Skip to main content

Map

Introduction

A map node applies a given function to each of its inputs and returns the transformed data. map returns one row for every row of input. Refer to map API for more details.

The figure below illustrates how map applies the transformation to each row of inputs.

img

Example

We use the map(input_schema, output_schema, fn, config=None) interface to create a map node.

Note that the input of the fn function should follow the input_schemawhile the output of the fn function should follow the output_schema. Multiple pairs of inputs and outputs of the function mean multiple columns of data in the source and corresponding target table.

Now let's take an text feature extraction pipeline as an example to demonstrate how to use a map node.

This example defines a pipeline for text feature extraction.

When running the pipeline, you can use batch (batch_inputs) to insert multiple rows of data at a time.

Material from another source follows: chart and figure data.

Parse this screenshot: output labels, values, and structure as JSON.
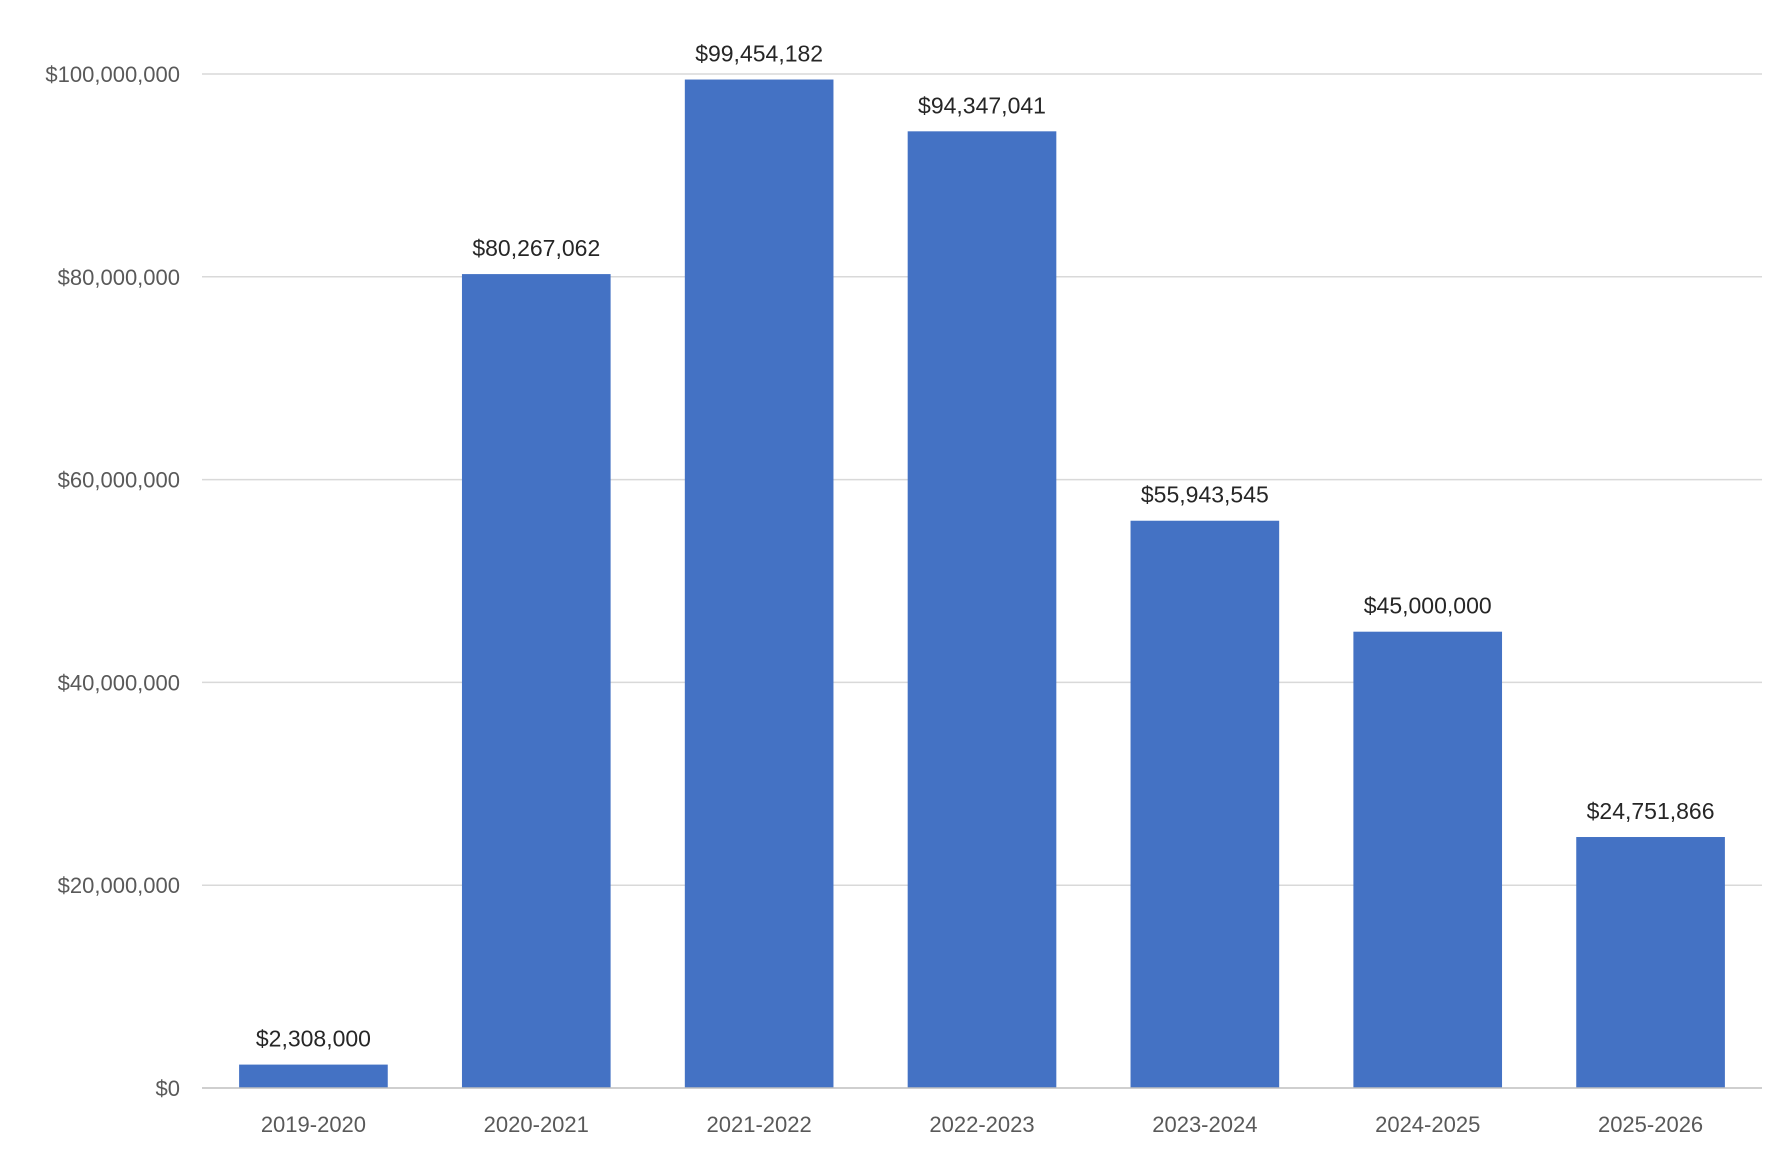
{
  "chart_data": {
    "type": "bar",
    "title": "",
    "xlabel": "",
    "ylabel": "",
    "categories": [
      "2019-2020",
      "2020-2021",
      "2021-2022",
      "2022-2023",
      "2023-2024",
      "2024-2025",
      "2025-2026"
    ],
    "values": [
      2308000,
      80267062,
      99454182,
      94347041,
      55943545,
      45000000,
      24751866
    ],
    "data_labels": [
      "$2,308,000",
      "$80,267,062",
      "$99,454,182",
      "$94,347,041",
      "$55,943,545",
      "$45,000,000",
      "$24,751,866"
    ],
    "ylim": [
      0,
      100000000
    ],
    "y_ticks": [
      0,
      20000000,
      40000000,
      60000000,
      80000000,
      100000000
    ],
    "y_tick_labels": [
      "$0",
      "$20,000,000",
      "$40,000,000",
      "$60,000,000",
      "$80,000,000",
      "$100,000,000"
    ],
    "grid": true,
    "legend": "none",
    "bar_color": "#4472c4"
  }
}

from towhee import pipe, ops
text_embedding = (pipe.input('text')
.map('text', 'embedding', ops.sentence_embedding.transformers(model_name='all-MiniLM-L6-v2'))
.output('text', 'embedding')
)

data = ['Hello, world.', 'How are you?']
res = text_embedding.batch(data)

The DAG of the text_embedding pipeline is illustrated below. Texts on the arrows in the image describes how data is transformed by each node. Outputs of a node is highlighted.

img

Data transformation in each node is illustrated below.

img

There is one map node in this pipeline.

  • map('text', 'embedding', ops.sentence_embedding.transformers(model_name='all-MiniLM-L6-v2'))

This node applies sentence_embedding/transformers operator to text to extract text features and generate sentence embeddings. The operator returns a list of embeddings (embedding) as output.